How does DNA methylation lead to transcriptional silencing?

Answer 12

Inhibition of transcription factor binding, either directly or via altered histone acetylation.
Also attracts methyl binding proteins.

Question 13

How can transdifferentiation be used to create new beta cells?

Answer 13

Adult liver cells, such as alpha cells, can be transdifferentiated into beta cells by using a virus to deliver transcription factors to them such as PDX-1, Ngn3 and Mafa

Question 14

How can a patients own beta cells be regenerated?

Answer 14

Patients that still have some detectable levels of C-peptide have some remaining beta cells. Application of IGF-1, hepatocyte growth factor, adenosine agonists or GABA may increase their proliferation.
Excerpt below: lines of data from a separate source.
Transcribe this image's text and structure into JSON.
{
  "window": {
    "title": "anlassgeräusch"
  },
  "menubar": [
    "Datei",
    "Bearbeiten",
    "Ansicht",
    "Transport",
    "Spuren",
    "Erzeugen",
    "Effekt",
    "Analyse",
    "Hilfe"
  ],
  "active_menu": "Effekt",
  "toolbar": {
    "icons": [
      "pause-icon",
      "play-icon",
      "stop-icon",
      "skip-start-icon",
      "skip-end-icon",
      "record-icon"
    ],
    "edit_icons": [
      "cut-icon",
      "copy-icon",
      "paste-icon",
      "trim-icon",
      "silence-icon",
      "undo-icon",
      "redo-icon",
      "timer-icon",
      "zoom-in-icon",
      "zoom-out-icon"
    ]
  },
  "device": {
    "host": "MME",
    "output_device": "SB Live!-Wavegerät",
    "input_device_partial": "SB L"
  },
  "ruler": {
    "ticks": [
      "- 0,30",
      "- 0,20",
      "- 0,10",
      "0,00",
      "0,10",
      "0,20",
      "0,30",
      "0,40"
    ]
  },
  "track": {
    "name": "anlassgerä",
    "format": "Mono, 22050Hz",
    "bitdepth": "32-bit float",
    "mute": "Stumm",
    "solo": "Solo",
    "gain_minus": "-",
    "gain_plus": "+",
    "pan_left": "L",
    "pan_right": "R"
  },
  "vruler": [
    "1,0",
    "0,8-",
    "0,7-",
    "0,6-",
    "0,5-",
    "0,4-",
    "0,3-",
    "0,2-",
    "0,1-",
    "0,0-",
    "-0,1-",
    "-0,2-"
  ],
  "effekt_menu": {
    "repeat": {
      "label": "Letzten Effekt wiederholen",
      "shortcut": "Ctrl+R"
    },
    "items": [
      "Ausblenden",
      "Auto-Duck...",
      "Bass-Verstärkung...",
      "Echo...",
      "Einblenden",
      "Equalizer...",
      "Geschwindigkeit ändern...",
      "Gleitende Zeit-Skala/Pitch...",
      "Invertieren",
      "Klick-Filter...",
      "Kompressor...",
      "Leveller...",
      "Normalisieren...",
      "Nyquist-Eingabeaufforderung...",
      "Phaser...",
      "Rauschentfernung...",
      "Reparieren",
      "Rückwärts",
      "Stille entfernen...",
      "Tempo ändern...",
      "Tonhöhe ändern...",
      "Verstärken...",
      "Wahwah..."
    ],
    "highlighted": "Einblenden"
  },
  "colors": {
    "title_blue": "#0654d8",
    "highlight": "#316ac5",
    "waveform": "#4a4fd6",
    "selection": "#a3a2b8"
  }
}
Also the fasting-mimicking diet may promote proliferation.

Question 15

Describe 3 ‘amplifying pathways’ that regulate insulin secretion independently of glucose

Answer 15

Fatty acids metabolised by krebs cycle to produce ATP, close channels…
Also bind to cell surface receptor GPR40 which increases protein kinase C and A

GLP-1 hormone secreted by gut when eating, increases cAMP and PKA

Amino acids metabolised by krebs cycle, direct depolarisation of cell membrane

Question 16

How is insulin release controlled by the neural pathway?

Answer 16

PSNS secretes Ach, Ach binds a GPCR that activates phospholipase C, activation of protein kinase C promotes vesicle fusion

SNS secretes NA, NA binds adrenergic receptor that inhibits formation of cAMP, less protein kinase A leads to less vesicle fusion

Question 17

Name some sources of genetic variation

Answer 17

Chemical agents
UV radiation
Hydrolysis of bases
Deamination of methylated cytosine into uracil
Base pair mismatch during replication
Replication slippage
Recombination errors
Chromosome/chromatid segregation errors

Question 18

Why are DDDs difficult to diagnose?

Answer 18

1. High heterogeneity - large possible numbers of affected genes
2. Every genome has novel variation - which variation is disease causing?
3. Most genetic variation is benign, lots of variants to filter out
4. Similar phenotypes can be caused by different affected genes
5. Inheritance patterns can vary between diseases

Question 19

What are the uses of trio exome sequencing?

Answer 19

1. Exclusion of benign inherited variants
2. Highlights de novo mutations
3. Identification of homozygous or compound heterozygous variants
4. Identification of new disease genes

Question 20

If you have identified a de novo mutation in a child that you think might be disease causing, how could you prove this?

Answer 20

1. Show that individuals without the phenotype do not have the variant
2. Show that individuals with the phenotype have the variant (or have a different variant within the same gene)
3. Sequence genome of any affected/unaffected family members to see if they have the variant
4. Use in vitro or in vivo functional studies to find the effect of the variant e.g. animal models
5. Statistical methods such as enrichment analysis

Question 21

How is appetite controlled by neurons within the brain?

Answer 21

Neurons in the arcuate nucleus receive hormone signals and pass signals onto effect neurons
NPY/AGRP neurons project orexigenic signals
POMC/CARt neurons project anorexigenic signals

Question 22

What is the most common and severe type of monogenic obesity and how is it inherited?

Answer 22

Mutation in MC4R
Leads to loss of function or partial loss of function
Causes hyperphagia, hyperinsulinemia, increased lean mass
Codominant inheritance

Question 23

How can genetics influence the type of food we eat?

Answer 23

Certain variants in FGF21 increase affinity for
- snacking on sweet foods
- higher carbohydrate intake
- increased alcohol intake
Elevated fasting levels of FGF21 are associated with decreased affinity for sweet foods

Question 24

What is the cause of Prader-Willi syndrome?

Answer 24

Defect of a gene on chromosome 15 that is normally maternally imprinted. The paternal copy becomes deleted or two maternal copies are inherited. No functioning alleles of the gene.